CEO do YouTube assume que nem seus filhos gostaram da retrospectiva de 2018

Desde que o YouTube ganhou a fama que tem, passou a fazer em todo final de ano uma retrospectiva com o melhor que aconteceu na plataforma naquele ano. Em 2018 não foi diferente. Contudo, o inesperado é que o Rewind (“retrospectiva”, em inglês) do ano passado foi o vídeo mais odiado da história — ou melhor, o com mais dislikes até então. Agora, a CEO do YouTube, Susan Wojcicki, assumiu que até seus filhos deram uma negativa para o vídeo.

Também como tem acontecido nos últimos anos, ela fez um post de começo do ano apontando quais serão os caminhos da plataforma de vídeos para 2019. De cara, ela apontou alguns números. Por exemplo: o número de canais com mais de um milhão de assinantes dobrou em 2018. Ainda, o número de criadores ganhando entre “cinco e seis dígitos” também subiu em 40%.

Nisso, ela segue para também olhar para o que deu errado.”Mas um recorde que nós definitivamente não gostamos de bater foi o de vídeo com mais dislikes da internet. Até em casa, meus filhos me disseram que nossa retrospectiva era embaraçosa. Nós ouvimos que o vídeo não mostrou exatamente os principais momentos, nem que ele reflete o YouTube como vocês o conhecem. Vamos fazer melhor para contar nossa história em 2019”, escreveu a CEO.

Mudanças

Wojcicki também reconheceu que a plataforma passou por vários problemas no ano passado, desde a mudança de algoritmo, a retirada de monetização de canais menores e problemas técnicos, até um atentado contra a sede da empresa.

Agora, a companhia fala em crescimento sustentável. “Implantamos uma série mudanças em produtos e políticas, desde cards informacionais até abas de últimas notícias de fontes confiáveis, para garantir aos criadores uma confiança crucial no que estamos construindo com usuários e anunciantes”, aponta ela.

Para 2019, a CEO explica que há três pilares de investimento: apoiar o sucesso de criadores e artistas; melhorar a comunicação e engajamento; e assumir responsabilidades.

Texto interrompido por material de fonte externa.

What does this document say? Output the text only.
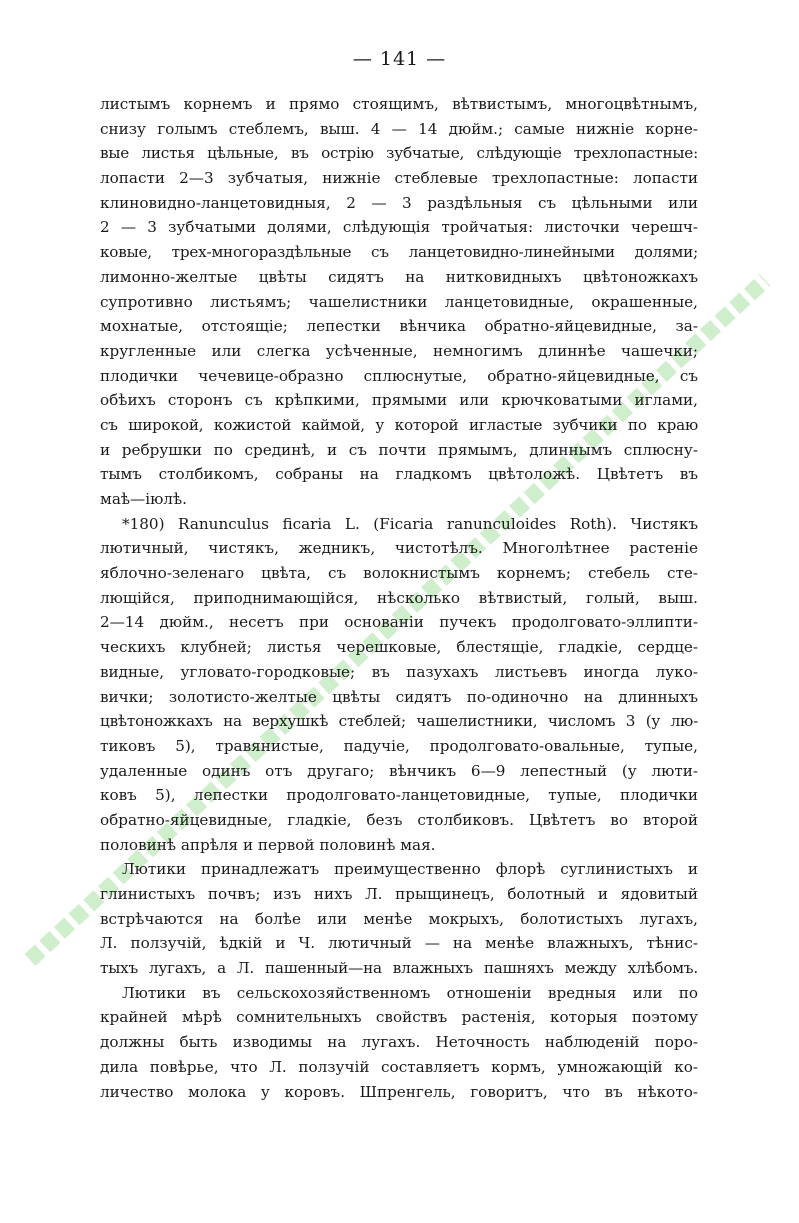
— 141 —
листымъ корнемъ и прямо стоящимъ, вѣтвистымъ, многоцвѣтнымъ,
снизу голымъ стеблемъ, выш. 4 — 14 дюйм.; самые нижніе корне-
вые листья цѣльные, въ острію зубчатые, слѣдующіе трехлопастные:
лопасти 2—3 зубчатыя, нижніе стеблевые трехлопастные: лопасти
клиновидно-ланцетовидныя, 2 — 3 раздѣльныя съ цѣльными или
2 — 3 зубчатыми долями, слѣдующія тройчатыя: листочки черешч-
ковые, трех-многораздѣльные съ ланцетовидно-линейными долями;
лимонно-желтые цвѣты сидятъ на нитковидныхъ цвѣтоножкахъ
супротивно листьямъ; чашелистники ланцетовидные, окрашенные,
мохнатые, отстоящіе; лепестки вѣнчика обратно-яйцевидные, за-
кругленные или слегка усѣченные, немногимъ длиннѣе чашечки;
плодички чечевице-образно сплюснутые, обратно-яйцевидные, съ
обѣихъ сторонъ съ крѣпкими, прямыми или крючковатыми иглами,
съ широкой, кожистой каймой, у которой игластые зубчики по краю
и ребрушки по срединѣ, и съ почти прямымъ, длиннымъ сплюсну-
тымъ столбикомъ, собраны на гладкомъ цвѣтоложѣ. Цвѣтетъ въ
маѣ—іюлѣ.
*180) Ranunculus ficaria L. (Ficaria ranunculoides Roth). Чистякъ
лютичный, чистякъ, жедникъ, чистотѣлъ. Многолѣтнее растеніе
яблочно-зеленаго цвѣта, съ волокнистымъ корнемъ; стебель сте-
лющійся, приподнимающійся, нѣсколько вѣтвистый, голый, выш.
2—14 дюйм., несетъ при основаніи пучекъ продолговато-эллипти-
ческихъ клубней; листья черешковые, блестящіе, гладкіе, сердце-
видные, угловато-городковые; въ пазухахъ листьевъ иногда луко-
вички; золотисто-желтые цвѣты сидятъ по-одиночно на длинныхъ
цвѣтоножкахъ на верхушкѣ стеблей; чашелистники, числомъ 3 (у лю-
тиковъ 5), травянистые, падучіе, продолговато-овальные, тупые,
удаленные одинъ отъ другаго; вѣнчикъ 6—9 лепестный (у люти-
ковъ 5), лепестки продолговато-ланцетовидные, тупые, плодички
обратно-яйцевидные, гладкіе, безъ столбиковъ. Цвѣтетъ во второй
половинѣ апрѣля и первой половинѣ мая.
Лютики принадлежатъ преимущественно флорѣ суглинистыхъ и
глинистыхъ почвъ; изъ нихъ Л. прыщинецъ, болотный и ядовитый
встрѣчаются на болѣе или менѣе мокрыхъ, болотистыхъ лугахъ,
Л. ползучій, ѣдкій и Ч. лютичный — на менѣе влажныхъ, тѣнис-
тыхъ лугахъ, а Л. пашенный—на влажныхъ пашняхъ между хлѣбомъ.
Лютики въ сельскохозяйственномъ отношеніи вредныя или по
крайней мѣрѣ сомнительныхъ свойствъ растенія, которыя поэтому
должны быть изводимы на лугахъ. Неточность наблюденій поро-
дила повѣрье, что Л. ползучій составляетъ кормъ, умножающій ко-
личество молока у коровъ. Шпренгель, говоритъ, что въ нѣкото-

Em termos de monetização, a empresa promete criar mais ferramentas que ajudem a direcionar mais receitas para os criadores.

Artigo 13

Ela também citou o problema de legislação com o Artigo 13, que faz parte de uma diretiva europeia que pode restringir a atuação de redes sociais na Europa. Basicamente, a legislação joga para as empresas a responsabilidade de uso indevido de propriedade intelectual de seus criadores. Assim, caso um youtuber utilizasse uma parte ou o todo de um vídeo de outra empresa, a própria plataforma poderia ser processada.

Na época, o YouTube fez uma chamada para que seus produtores avisassem seus seguidores sobre o problema, informando que a atuação do site na Europa poderia ser inviável caso a lei passasse.

Segundo Wojcicki, os vídeos bateram mais de centenas de milhares de visualizações de um recorde de 4,6 milhões de assinaturas na petição do site Change.org. Para ela, isso foi suficiente para apresentar a importância do meio de comunicação no continente. “Na França, sozinha, nós temos mais de 190 canais com mais de 1 milhão de seguidores, com os canais da União Europeia batendo crescimento de 70% no último ano”, explicou.

Ela lembra que o Parlamento Europeu ainda mantém o debate sobre a questão e que ainda não há nada resolvido sobre esse assunto.